2 - DEMOCRATIE CHRETIENNE (DC). Parti italien d'inspiration chrétienne/catholique. Constitué sous ce nom dans l'après-guerre recueillant l'héritage du Parti Populaire, né dans le premier après-guerre par l'oeuvre d'un prêtre sicilien, don Luigi Sturzo. Après les élections de 1948, dans le climat de la guerre froide, il devint le parti de majorité, s'approchant certaines fois de la majorité absolue. Composant central de tout gouvernement, il a détenu le pouvoir sans interruptions pendant un demi-siècle conditionnant fortement en sens modéré le développement de la société italienne. Aux élections de 1992, pour la première fois, il descend sous la barre des 30% des suffrages. La Dc a changé de nom en 1994, et est devenue le PPI (Parti Populaire Italien).
3 - CEI. Sigle de la Conférence Episcopale Italienne, l'organisme qui réunit les évêques italiens.
4 - LID. Ligue Italienne pour le divorce.
5 - FANFANI AMINTORE. (Arezzo 1908). Homme politique italien, professeur d'histoire de l'économie, personnalité éminente de la Démocratie chrétienne, dont il fut secrétaire de 1954 à 1959 et ensuite de 1973 à 1975 en lui imprimant une forte empreinte corporative avec l'utilisation de l'industrie publique comme volant du développement économique. Chef du gouvernement (1958-59); 1960-62; 1982-83), ministre des Affaires étrangères à plusieurs reprises, président du Sénat de 1958 à 1973 et ensuite de 1976 à 1982.
6 - RAI-TV. Radio-télévision italienne.
7 - FORTUNA LORIS. (Breno 1924 - Udine 1985). Homme politique, italien. Présentateur, en 1965, du projet de loi sur le divorce approuvé au parlement, après des années d'initiatives et de batailles menées aux côtés du Parti radical, en 1970. Présentateur aussi de projets de loi sur l'avortement et sur l'euthanasie passive (mais ce dernier n'est pas passé). Ministre de la Défense civile et des affaires communautaires.
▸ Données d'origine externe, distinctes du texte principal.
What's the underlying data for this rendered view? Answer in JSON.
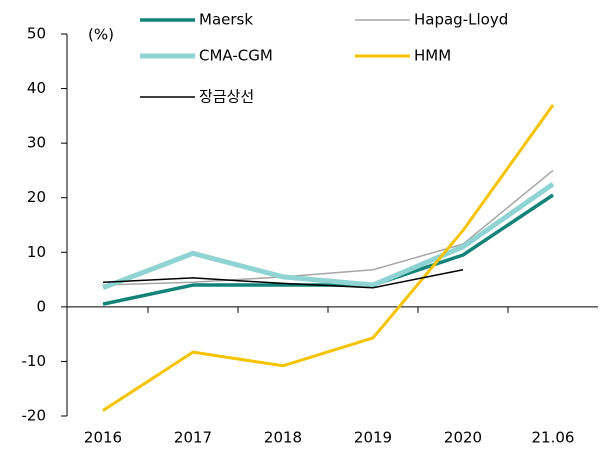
{
  "chart_data": {
    "type": "line",
    "annotation": "(%)",
    "categories": [
      "2016",
      "2017",
      "2018",
      "2019",
      "2020",
      "21.06"
    ],
    "series": [
      {
        "name": "Maersk",
        "color": "#13837a",
        "width": 3.5,
        "values": [
          0.5,
          4.0,
          4.0,
          4.0,
          9.5,
          20.5
        ]
      },
      {
        "name": "Hapag-Lloyd",
        "color": "#a6a6a6",
        "width": 1.5,
        "values": [
          4.0,
          4.5,
          5.5,
          6.8,
          11.5,
          25.0
        ]
      },
      {
        "name": "CMA-CGM",
        "color": "#8fd3d3",
        "width": 5,
        "values": [
          3.5,
          9.8,
          5.5,
          4.0,
          11.0,
          22.5
        ]
      },
      {
        "name": "HMM",
        "color": "#f5c300",
        "width": 3,
        "values": [
          -19.0,
          -8.3,
          -10.8,
          -5.7,
          14.0,
          37.0
        ]
      },
      {
        "name": "장금상선",
        "color": "#000000",
        "width": 1.5,
        "values": [
          4.5,
          5.3,
          4.3,
          3.5,
          6.8,
          null
        ]
      }
    ],
    "ylim": [
      -20,
      50
    ],
    "yticks": [
      50,
      40,
      30,
      20,
      10,
      0,
      -10,
      -20
    ],
    "grid": false
  }
}
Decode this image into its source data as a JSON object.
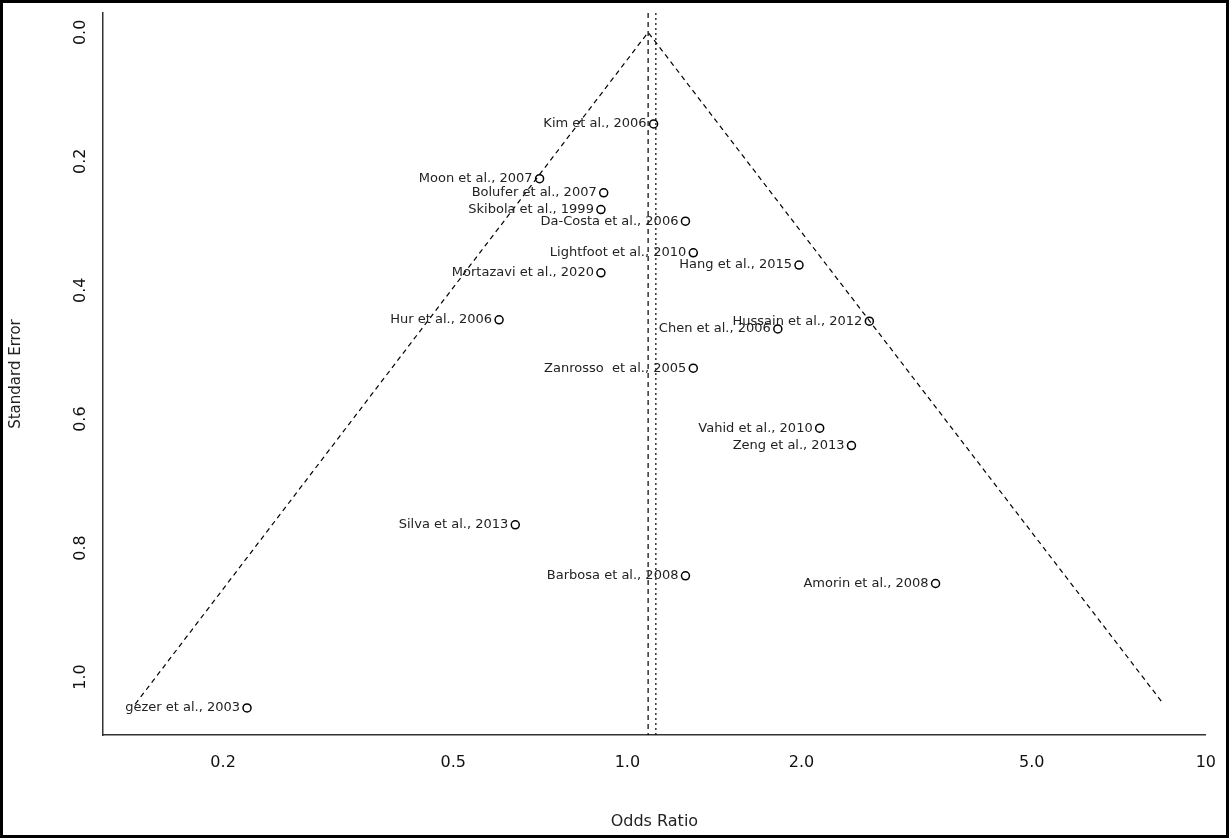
{
  "chart_data": {
    "type": "scatter",
    "xlabel": "Odds Ratio",
    "ylabel": "Standard Error",
    "log": "x",
    "marker": "circle",
    "xlim": [
      0.124,
      10
    ],
    "ylim": [
      1.09,
      -0.03
    ],
    "xticks": [
      0.2,
      0.5,
      {
        "value": 1,
        "label": "1.0"
      },
      {
        "value": 2,
        "label": "2.0"
      },
      {
        "value": 5,
        "label": "5.0"
      },
      10
    ],
    "yticks": [
      {
        "value": 0,
        "label": "0.0"
      },
      0.2,
      0.4,
      0.6,
      0.8,
      {
        "value": 1,
        "label": "1.0"
      }
    ],
    "series": [
      {
        "type": "scatter",
        "color": "#000000",
        "x": [
          1.11,
          0.705,
          0.91,
          0.9,
          1.26,
          1.3,
          0.9,
          1.98,
          0.6,
          2.62,
          1.82,
          1.3,
          2.15,
          2.44,
          0.64,
          1.26,
          3.41,
          0.22
        ],
        "values": [
          0.142,
          0.227,
          0.249,
          0.275,
          0.293,
          0.342,
          0.373,
          0.361,
          0.446,
          0.448,
          0.46,
          0.521,
          0.614,
          0.641,
          0.764,
          0.843,
          0.855,
          1.048
        ]
      },
      {
        "type": "line",
        "color": "#000000",
        "line_style": "dashed",
        "marker": "none",
        "x": [
          0.141,
          1.086,
          8.45
        ],
        "values": [
          1.042,
          0,
          1.042
        ]
      }
    ],
    "ref_lines": [
      {
        "axis": "x",
        "value": 1.086,
        "color": "#000000",
        "line_style": "dashed"
      },
      {
        "axis": "x",
        "value": 1.12,
        "color": "#000000",
        "line_style": "dotted"
      }
    ],
    "annotations": [
      {
        "text": "Kim et al., 2006",
        "x": 1.11,
        "y": 0.142
      },
      {
        "text": "Moon et al., 2007",
        "x": 0.705,
        "y": 0.227
      },
      {
        "text": "Bolufer et al., 2007",
        "x": 0.91,
        "y": 0.249
      },
      {
        "text": "Skibola et al., 1999",
        "x": 0.9,
        "y": 0.275
      },
      {
        "text": "Da-Costa et al., 2006",
        "x": 1.26,
        "y": 0.293
      },
      {
        "text": "Lightfoot et al., 2010",
        "x": 1.3,
        "y": 0.342
      },
      {
        "text": "Mortazavi et al., 2020",
        "x": 0.9,
        "y": 0.373
      },
      {
        "text": "Hang et al., 2015",
        "x": 1.98,
        "y": 0.361
      },
      {
        "text": "Hur et al., 2006",
        "x": 0.6,
        "y": 0.446
      },
      {
        "text": "Hussain et al., 2012",
        "x": 2.62,
        "y": 0.448
      },
      {
        "text": "Chen et al., 2006",
        "x": 1.82,
        "y": 0.46
      },
      {
        "text": "Zanrosso  et al., 2005",
        "x": 1.3,
        "y": 0.521
      },
      {
        "text": "Vahid et al., 2010",
        "x": 2.15,
        "y": 0.614
      },
      {
        "text": "Zeng et al., 2013",
        "x": 2.44,
        "y": 0.641
      },
      {
        "text": "Silva et al., 2013",
        "x": 0.64,
        "y": 0.764
      },
      {
        "text": "Barbosa et al., 2008",
        "x": 1.26,
        "y": 0.843
      },
      {
        "text": "Amorin et al., 2008",
        "x": 3.41,
        "y": 0.855
      },
      {
        "text": "gezer et al., 2003",
        "x": 0.22,
        "y": 1.048
      }
    ]
  }
}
8 - CONCORDAT. L'article 7 de la Constitution italienne reconnaît et "constitutionnalise" le Concordat entre l'Etat et l'Eglise signé en 1929. Il fut voté à l'Assemblée Constituante par Togliatti et le PCI avec l'opposition des socialistes, du Parti d'action, etc. Le Concordat fut renouvelé, sous une nouvelle formulation, en 1984 (gouvernement Craxi).
9 - ALMIRANTE GIORGIO. (Salsomaggiore 1914 - Rome 1988). Secrétaire du MSI, Mouvement Social Italien (le parti de droite qui se considère héritier du fascisme) de 1969 à 1987.
10 - ROCCO ALFREDO. (Naples 1875 - Rome 1935). Juriste et homme politique, d'abord radical il passa ensuite aux nationalistes, qui ont fini par confluer dans le parti fasciste. Ministre de la Justice de 1925 à 1932, auteur du Code Pénal et du Code de Procédure Pénale promulgués entre 1930 et 1931. Les deux codes, malgré leur forte inspiration fasciste, sont restés pratiquement intacts pendant de longues années même après la chute du fascisme, et ce n'est que très récemment qu'ils ont été remplacés par des Codes plus modernes. Figure d'une importance exceptionnelle dans l'histoire institutionnelle de l'Italie moderne.
11 - UIL. Union Italienne du Travail. Syndicat national d'inspiration socialiste. Pour son importance numérique il s'agit du troisième syndicat après la CGIL et la CISL. A l'origine, c'était l'union des petits syndicats peu représentatifs, puis il a évolué et il a grandi au fur et à mesure, intellectuellement aussi.